03:00.0 VGA compatible controller: nVidia Corporation G80 [GeForce 8800 GTX] (rev a2)

I copy an NxNxN 3D floating point volume from GPU memory after writing a constant value (+1.0) to each voxel of the volume in a kernel.

The host volume shows parts of the volume that is not written to (contains zeros in rectangular blocks inside the volume. host volume is memset to zero at allocation).

I’ve tested my functions and the simple cuda kernel (that writes the constant value) quite well and it works fine on my OS X machine that has an nVIDIA 8600M GT card.

Of course the compute capabilities of the GPUs are different and also the CUDA versions, but should that make any difference?
I’m attaching a very small sample program that can reproduce the bug. Attached are exactly the same codes (but with their respective ptx and other intermediate codes) on both the platforms.
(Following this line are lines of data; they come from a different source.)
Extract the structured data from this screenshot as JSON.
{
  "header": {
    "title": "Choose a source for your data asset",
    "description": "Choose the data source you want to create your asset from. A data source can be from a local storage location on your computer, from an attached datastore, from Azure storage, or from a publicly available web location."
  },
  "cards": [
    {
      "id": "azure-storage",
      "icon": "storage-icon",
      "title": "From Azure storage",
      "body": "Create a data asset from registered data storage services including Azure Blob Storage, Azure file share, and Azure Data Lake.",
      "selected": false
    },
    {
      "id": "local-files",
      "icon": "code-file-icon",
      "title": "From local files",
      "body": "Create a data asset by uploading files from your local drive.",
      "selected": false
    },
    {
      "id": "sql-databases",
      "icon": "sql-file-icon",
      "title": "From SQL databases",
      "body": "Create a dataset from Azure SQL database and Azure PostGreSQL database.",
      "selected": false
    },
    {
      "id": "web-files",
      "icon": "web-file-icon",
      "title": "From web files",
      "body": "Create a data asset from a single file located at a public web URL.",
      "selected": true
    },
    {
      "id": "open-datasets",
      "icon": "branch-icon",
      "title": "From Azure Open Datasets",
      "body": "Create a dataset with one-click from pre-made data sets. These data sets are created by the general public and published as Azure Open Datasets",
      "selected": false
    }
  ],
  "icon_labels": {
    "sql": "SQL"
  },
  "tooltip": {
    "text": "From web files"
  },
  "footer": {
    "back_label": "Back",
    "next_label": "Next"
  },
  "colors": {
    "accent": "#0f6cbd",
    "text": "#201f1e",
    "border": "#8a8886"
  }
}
The resulting volume is written to a file “raw.out” and it can be seen that though the desired output is an array of -1.0 on the border of the volume and a value of -1.0 inside. The Ubuntu executable produces a defective output with 0.0 in between the volume in rectangular subvolumes.

Any help with this will be highly appreciated.

volwrite_bug_ubuntu8.04.tar.gz (434 KB)
volwrite_bug_mscosx10.5.tar.gz (375 KB)

Not to mention that the results are OK with emulation mode.

N.B.: I understand that this post should have been in the Linux section, but it is perhaps little late to make a change and I don’t want to post twice.


Is anyone facing such a problem with the 64 bit arch Linux? I guess this is not GPU specific.


Yes, I have also encountered inconsistent behavior with cudaMemset3d using CUDA 2.1 and Ubuntu 8.10. It was filling most of the elements of the 3D array with the correct value, but leaving a large slab at the end with incorrect values. My work around was to use the 1D cudaMemset function instead.